XXVIII Domenica Anno C
don Luciano Condina commenta il Vangelo di Lc 17,11-19
Tutto è dono di Dio, ma dobbiamo lasciarci sorprendere dalla grazia
per poter vivere ciò che riceviamo
Questa domenica incontriamo i dieci lebbrosi guariti da Gesù; tra loro uno solo torna a rendere gloria a Dio: un samaritano.
La lebbra nell’antico testamento è l’immagine della solitudine, dell’esclusione, dell’essere lontani dalla comunità fraterna e dalla società. Le “lebbre” sono le cose che ci escludono, ci tengono lontani dagli altri, ci fanno soffrire, ci rendono diversi: ognuno può trovarne di proprie, perché siamo tutti un po’ storti e un po’ malfatti, esteriormente e interiormente.
Spesso incontriamo persone molto tristi per qualcosa che succede nella loro vita: solitudine, situazioni difficili, precarietà economica ed esistenziale e non riescono a vedere altro punto che quel dolore, centro dell’essere, pensando che risolvendolo si è risolto tutto e che la vita intera sia lì in quel punto, in quella zona mancante. Questa è la trappola di nove lebbrosi su dieci perché, una volta guariti, pensano di essere arrivati. All’unico che torna indietro a rendere gloria a Dio, Gesù risponde: «Alzati e va’, la tua fede ti ha salvato» (Lc 11,19). Abbiamo nove guariti e… un salvato! Tra guarigione e salvezza c’è una differenza abissale.
La salvezza è molto più che la salute: è aver trovato il Signore, il punto di riferimento della vita diretto verso il bene; non punta alla semplice sopravvivenza. Un guarito è tale fino al presentarsi della prossima malattia; un salvato conserva la pace del cuore anche nella malattia terminale. Questo dipende dalla gratitudine, dall’aver accolto il vero segno dei benefici ricevuti.
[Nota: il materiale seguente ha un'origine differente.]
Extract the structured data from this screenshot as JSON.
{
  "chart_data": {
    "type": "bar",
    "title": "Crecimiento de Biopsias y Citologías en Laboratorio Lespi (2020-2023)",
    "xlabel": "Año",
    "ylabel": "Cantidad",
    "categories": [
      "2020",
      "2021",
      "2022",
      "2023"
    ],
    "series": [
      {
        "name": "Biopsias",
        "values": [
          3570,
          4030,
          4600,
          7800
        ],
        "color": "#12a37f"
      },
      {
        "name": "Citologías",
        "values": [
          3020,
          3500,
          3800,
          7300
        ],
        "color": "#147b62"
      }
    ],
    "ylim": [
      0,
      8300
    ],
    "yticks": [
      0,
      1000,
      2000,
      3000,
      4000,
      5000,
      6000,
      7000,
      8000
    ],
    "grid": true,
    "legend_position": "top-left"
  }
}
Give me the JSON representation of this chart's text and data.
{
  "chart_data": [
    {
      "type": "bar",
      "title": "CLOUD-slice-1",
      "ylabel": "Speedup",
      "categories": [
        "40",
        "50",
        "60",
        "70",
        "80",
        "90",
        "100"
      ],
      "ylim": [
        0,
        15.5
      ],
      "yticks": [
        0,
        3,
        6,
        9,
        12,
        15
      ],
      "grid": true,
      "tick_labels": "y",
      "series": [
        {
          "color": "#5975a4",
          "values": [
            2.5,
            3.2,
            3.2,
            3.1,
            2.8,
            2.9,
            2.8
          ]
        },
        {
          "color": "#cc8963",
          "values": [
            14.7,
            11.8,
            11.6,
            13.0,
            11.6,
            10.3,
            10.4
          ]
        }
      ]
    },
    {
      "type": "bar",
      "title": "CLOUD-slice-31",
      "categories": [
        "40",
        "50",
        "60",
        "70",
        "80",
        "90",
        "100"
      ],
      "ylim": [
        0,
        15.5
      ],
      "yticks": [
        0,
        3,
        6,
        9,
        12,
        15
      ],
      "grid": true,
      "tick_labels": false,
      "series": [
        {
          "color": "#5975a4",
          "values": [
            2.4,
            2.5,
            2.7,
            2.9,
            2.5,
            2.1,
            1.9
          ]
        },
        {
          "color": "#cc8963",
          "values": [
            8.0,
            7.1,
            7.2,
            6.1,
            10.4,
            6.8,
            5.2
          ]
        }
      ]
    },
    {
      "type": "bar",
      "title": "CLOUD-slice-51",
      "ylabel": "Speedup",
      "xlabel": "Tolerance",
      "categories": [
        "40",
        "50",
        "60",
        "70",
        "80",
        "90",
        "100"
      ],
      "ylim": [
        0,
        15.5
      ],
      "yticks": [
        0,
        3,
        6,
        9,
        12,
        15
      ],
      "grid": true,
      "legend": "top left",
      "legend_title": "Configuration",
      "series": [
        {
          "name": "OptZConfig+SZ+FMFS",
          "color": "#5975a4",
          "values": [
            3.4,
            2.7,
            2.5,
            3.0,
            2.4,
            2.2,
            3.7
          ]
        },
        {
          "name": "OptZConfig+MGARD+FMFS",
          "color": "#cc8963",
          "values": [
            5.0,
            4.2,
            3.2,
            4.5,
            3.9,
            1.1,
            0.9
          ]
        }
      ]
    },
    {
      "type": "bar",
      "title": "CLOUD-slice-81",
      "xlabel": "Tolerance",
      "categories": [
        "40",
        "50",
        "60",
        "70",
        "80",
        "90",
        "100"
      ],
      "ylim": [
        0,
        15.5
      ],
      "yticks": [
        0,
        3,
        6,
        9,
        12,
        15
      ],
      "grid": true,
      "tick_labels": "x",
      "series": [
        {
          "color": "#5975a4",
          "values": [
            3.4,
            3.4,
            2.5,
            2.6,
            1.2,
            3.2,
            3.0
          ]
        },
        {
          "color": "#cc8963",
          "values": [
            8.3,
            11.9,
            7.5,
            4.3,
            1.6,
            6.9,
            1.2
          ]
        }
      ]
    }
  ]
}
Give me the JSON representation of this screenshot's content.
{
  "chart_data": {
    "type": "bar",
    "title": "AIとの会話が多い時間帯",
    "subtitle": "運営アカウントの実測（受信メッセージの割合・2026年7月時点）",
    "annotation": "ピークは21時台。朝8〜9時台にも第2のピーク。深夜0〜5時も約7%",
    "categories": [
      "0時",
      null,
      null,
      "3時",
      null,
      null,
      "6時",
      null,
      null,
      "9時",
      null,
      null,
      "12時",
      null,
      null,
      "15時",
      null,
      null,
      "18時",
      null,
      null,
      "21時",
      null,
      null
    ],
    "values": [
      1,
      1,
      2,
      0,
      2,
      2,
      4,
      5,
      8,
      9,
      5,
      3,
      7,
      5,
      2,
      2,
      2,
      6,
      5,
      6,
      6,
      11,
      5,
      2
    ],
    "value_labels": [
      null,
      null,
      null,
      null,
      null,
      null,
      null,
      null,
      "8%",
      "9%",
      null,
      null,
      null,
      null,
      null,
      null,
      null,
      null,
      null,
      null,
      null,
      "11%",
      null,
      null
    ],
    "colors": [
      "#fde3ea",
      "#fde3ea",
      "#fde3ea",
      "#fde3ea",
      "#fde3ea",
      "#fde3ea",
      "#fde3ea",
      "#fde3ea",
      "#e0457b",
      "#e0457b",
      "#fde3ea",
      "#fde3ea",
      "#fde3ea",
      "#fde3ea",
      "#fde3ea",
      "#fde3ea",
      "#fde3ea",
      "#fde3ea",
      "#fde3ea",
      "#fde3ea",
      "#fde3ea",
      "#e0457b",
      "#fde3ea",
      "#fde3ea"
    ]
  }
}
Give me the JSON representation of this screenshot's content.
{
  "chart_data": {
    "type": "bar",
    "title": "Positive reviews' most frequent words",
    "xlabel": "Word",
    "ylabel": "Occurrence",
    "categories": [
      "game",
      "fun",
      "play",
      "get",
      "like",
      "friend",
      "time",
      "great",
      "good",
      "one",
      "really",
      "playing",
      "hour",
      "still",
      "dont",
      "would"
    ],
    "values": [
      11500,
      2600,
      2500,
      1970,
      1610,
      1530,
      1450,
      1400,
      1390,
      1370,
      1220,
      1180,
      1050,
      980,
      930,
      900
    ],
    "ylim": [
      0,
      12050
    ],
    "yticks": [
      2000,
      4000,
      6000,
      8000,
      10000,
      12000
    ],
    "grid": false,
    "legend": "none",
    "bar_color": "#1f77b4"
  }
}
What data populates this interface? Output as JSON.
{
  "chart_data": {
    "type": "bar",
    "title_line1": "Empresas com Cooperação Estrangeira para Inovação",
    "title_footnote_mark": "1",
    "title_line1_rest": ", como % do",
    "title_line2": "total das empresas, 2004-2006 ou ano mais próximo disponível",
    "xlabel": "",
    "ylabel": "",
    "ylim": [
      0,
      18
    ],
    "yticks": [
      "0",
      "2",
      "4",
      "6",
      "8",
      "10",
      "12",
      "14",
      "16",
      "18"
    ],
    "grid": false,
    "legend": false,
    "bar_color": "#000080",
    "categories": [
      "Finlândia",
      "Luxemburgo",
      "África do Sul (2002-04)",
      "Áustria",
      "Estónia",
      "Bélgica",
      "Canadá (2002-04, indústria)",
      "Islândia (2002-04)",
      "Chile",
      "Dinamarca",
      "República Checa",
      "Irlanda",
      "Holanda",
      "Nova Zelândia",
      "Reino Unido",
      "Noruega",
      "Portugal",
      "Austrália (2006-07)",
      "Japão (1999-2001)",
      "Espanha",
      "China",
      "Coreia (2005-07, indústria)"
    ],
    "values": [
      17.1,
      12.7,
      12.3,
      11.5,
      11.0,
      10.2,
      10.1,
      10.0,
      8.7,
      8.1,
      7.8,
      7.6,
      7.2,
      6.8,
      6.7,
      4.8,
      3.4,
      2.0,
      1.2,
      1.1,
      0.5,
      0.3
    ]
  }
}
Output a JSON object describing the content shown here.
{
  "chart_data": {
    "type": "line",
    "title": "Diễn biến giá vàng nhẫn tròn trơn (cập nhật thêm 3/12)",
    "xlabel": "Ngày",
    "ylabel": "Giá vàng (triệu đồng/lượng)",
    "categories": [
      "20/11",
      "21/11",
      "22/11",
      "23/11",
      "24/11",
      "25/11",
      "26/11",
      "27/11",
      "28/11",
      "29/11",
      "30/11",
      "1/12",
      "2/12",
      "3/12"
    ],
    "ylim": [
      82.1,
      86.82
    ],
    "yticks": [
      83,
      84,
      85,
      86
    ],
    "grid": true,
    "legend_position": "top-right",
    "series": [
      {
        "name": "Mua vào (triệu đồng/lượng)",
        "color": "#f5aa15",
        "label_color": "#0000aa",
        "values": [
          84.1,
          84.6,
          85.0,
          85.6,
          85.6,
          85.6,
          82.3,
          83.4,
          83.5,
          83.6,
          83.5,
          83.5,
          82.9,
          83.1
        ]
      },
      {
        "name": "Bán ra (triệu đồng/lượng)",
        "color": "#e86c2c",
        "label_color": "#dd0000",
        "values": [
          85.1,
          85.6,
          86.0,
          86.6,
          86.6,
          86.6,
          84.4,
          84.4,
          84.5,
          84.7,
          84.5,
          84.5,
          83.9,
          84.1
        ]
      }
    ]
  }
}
Quanta ingratitudine esiste nel mondo e nella nostra quotidianità!
È curioso che l’unico a ringraziare Gesù sia un samaritano, lo straniero, colui che vive tutto come qualcosa che non gli spetta proprio perché tale. Per avere un cuore grato bisogna mantenersi “stranieri”, persone sorprese di quello che ricevono.
Noi abbiamo spesso la tendenza a banalizzare tutto, a renderlo ovvio, considerando tutto acquisito e posseduto. Solo quando perdiamo qualcosa ne scopriamo la preziosità; solo quando un arto ci fa male capiamo quanto è prezioso averlo sano.
Per questo dobbiamo mantenere un’anima lucida e sentirci stranieri, sorpresi dalla Parola che Dio ci rivolge, sorpresi dalla grazia di poter vivere i sacramenti e tutto ciò che la provvidenza ci dona lungo il cammino.
Capita che quando due coniugi si sposano, nei primi tempi siano molto attenti l’uno all’altro, diventando poi abitudinari; nella routine iniziano a mancarsi di rispetto, a non prendersi più cura l’uno dell’altro; ma se succede che uno dei due si trovi in pericolo di vita, allora ci si ricorda di quanto sia bello avere l’altro accanto. Per questo la nostra esistenza è precaria, per questo Dio, spesso, permette alle cose che ci fanno tremare di blandirci: per restare stranieri e vivere la relazione con Lui.
«Se da Dio accettiamo il bene, perché non dovremmo accettare il male?» (Gb 2,10). Ringraziamolo anche per le insicurezze che ci mantengono stranieri, sorpresi e grati di quello che abbiamo, perché niente ci è dato in possesso definitivo. Il cristiano è un pellegrino che sa di non stare a casa propria e di andare verso una meta. Se dimentichiamo di essere pellegrini ci areniamo, perdiamo la gratitudine, dimentichiamo la bellezza della meta. Possa il Signore illuminare il nostro sguardo sulla nostra reale condizione, di accettare quello che è verità: tutto è grazia, tutto è dono e noi lo possediamo perché Egli è magnanimo. Non perché lo meritiamo.